Dès l’arrestation du diplomate terroriste, les autorités iraniennes ont fait pression sur la Belgique pour obtenir la libération de M. Assadi, a reconnu au parlement le ministre de la Justice, Vincent Van Quickenborne. Elles ont notamment dénoncé une violation des conventions de Vienne qui organisent l’immunité diplomatique. De leur côté, les autorités belges sont revenues avec le cas du Dr Djalali, citoyen irano-sudéois, professeur invité à la VUB arrêté en Iran en 2016 et condamné à mort l’année d’après.
“Dialogue ouvert” entre la Belgique et l’Iran
Une rencontre a eu lieu le 19 février 2022 entre la ministre des Affaires étrangères, Sophie Wilmès et son homologue iranien lors de la réunion annuelle de Munich consacrée à la sécurité. Selon les comptes-rendus officiels, il a été question de “dialogue ouvert” et de “coordination internationale”. Aucun des deux dossiers n’est cité.

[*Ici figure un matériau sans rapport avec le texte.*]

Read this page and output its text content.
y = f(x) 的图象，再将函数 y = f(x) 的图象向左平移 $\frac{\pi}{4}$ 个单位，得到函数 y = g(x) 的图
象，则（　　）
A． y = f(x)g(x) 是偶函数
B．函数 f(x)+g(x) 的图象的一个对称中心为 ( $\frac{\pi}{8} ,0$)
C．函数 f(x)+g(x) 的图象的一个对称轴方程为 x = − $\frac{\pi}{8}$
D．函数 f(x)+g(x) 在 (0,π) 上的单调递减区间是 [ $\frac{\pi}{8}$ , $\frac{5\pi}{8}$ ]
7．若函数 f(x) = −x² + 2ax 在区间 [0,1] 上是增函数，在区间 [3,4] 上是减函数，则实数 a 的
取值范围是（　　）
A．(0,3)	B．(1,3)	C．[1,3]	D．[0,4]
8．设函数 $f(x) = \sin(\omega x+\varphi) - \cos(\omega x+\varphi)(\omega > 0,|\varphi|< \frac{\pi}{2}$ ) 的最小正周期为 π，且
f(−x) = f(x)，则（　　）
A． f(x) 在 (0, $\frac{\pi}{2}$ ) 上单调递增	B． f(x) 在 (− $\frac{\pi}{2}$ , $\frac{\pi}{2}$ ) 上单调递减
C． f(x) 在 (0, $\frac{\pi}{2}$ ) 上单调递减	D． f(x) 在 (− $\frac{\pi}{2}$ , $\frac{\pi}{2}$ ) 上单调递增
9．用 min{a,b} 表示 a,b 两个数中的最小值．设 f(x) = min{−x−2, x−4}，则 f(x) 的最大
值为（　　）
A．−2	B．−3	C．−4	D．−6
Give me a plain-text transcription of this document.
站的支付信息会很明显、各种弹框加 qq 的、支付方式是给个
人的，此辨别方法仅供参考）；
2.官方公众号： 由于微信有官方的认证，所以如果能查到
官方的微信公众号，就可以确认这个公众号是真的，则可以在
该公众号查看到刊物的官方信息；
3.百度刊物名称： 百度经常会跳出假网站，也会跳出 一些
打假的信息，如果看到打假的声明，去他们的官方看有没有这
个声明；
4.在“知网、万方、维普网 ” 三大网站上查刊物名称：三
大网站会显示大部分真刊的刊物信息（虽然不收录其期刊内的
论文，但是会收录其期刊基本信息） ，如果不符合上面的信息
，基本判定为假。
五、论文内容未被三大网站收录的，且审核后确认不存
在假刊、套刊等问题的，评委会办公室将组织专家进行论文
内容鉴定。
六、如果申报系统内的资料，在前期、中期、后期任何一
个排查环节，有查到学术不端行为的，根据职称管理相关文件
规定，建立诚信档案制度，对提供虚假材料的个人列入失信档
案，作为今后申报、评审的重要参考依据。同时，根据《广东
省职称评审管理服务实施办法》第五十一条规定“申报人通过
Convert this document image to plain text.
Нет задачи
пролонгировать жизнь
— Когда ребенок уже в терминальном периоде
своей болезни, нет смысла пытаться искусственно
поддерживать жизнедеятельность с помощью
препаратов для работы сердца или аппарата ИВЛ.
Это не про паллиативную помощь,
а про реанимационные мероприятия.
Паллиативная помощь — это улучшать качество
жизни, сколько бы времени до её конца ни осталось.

Les événements ont pris une autre tournure le 24 février 2022. Les autorités iraniennes ont arrêté à Téhéran un travailleur humanitaire belge, Olivier Vandecasteele, qui s’était rendu dans ce pays - qu’il connaît bien- malgré les avertissements des Affaires étrangères. A ce jour, le motif de l’arrestation demeure obscur. L’homme est incarcéré dans des conditions inhumaines et n’a pu recevoir que quelques visites consulaires, au contraire de M. Assadi. Le 29 novembre, sa famille a annoncé qu’il avait entamé une grève de la faim.
Le dépôt au parlement d’un traité de transfèrement de prisonniers entre la Belgique et l’Iran a révélé l’affaire à la fin juin. Il ne fait guère de doute que la République islamique d’Iran, adepte de la diplomatie des otages depuis sa création, a fait du travailleur humanitaire une monnaie d’échange contre son “diplomate”. Le texte autorise le transfert de personnes condamnées afin qu’elles purgent leur peine dans leur pays d’origine. Il est le fruit d’une proposition de négociation faite par l’Iran à la Belgique en 2016 et acceptée par celle-ci en décembre 2017. Le document a été signé le 11 mars 2022, deux semaines après l’arrestation de M. Vandecasteele. Les services de renseignement et de sécurité ont soutenu la démarche car elle permet de négocier avec la République islamique sur la base d’un instrument de droit international classique. Le 4 juillet, la Sûreté de l’Etat a même rencontré les députés afin de les sensibiliser à l’importance du texte. Après de vifs et longs débats, le traité a été approuvé en séance plénière le 20 juillet.
Vague de protestation
L’initiative a provoqué une vague de protestation, non seulement d’une partie de l’opposition politique belge mais aussi dans le monde. L’opposition iranienne et de nombreuses personnalités étrangères, notamment américaines, ont dénoncé les effets que pourrait avoir ce traité. Il s’apparenterait à une forme d’amnistie d’un homme condamné pour des faits graves de terrorisme et risque de faire de la Belgique une forme de base opérationnelle des agents du régime iranien. A l’échelon des autres gouvernements, la discrétion est en revanche de mise. La France, première concernée, a indiqué en juillet qu’elle suivait “avec une attention particulière” l’affaire. Elle subit elle aussi la diplomatie des otages de l’Iran. Au total, sept Français sont détenus aujourd’hui en Iran. A la mi-mai, plusieurs médias outre-Quiévrain considéraient que ceux-ci pourraient constituer une monnaie d’échange contre Assadi.
La France est par ailleurs à l’origine de la désignation en janvier 2019 de la Direction de la sécurité intérieure du ministère du renseignement iranien et de deux individus directement impliqués dans le projet d’attentat sur la liste européenne des personnes et entités sanctionnées pour actes de terrorisme. Outre M. Assadi, cette liste comprend le nom de Hashemi Moghadam, à l’époque vice-ministre du renseignement iranien, accusé d’être le commanditaire du projet d’attentat.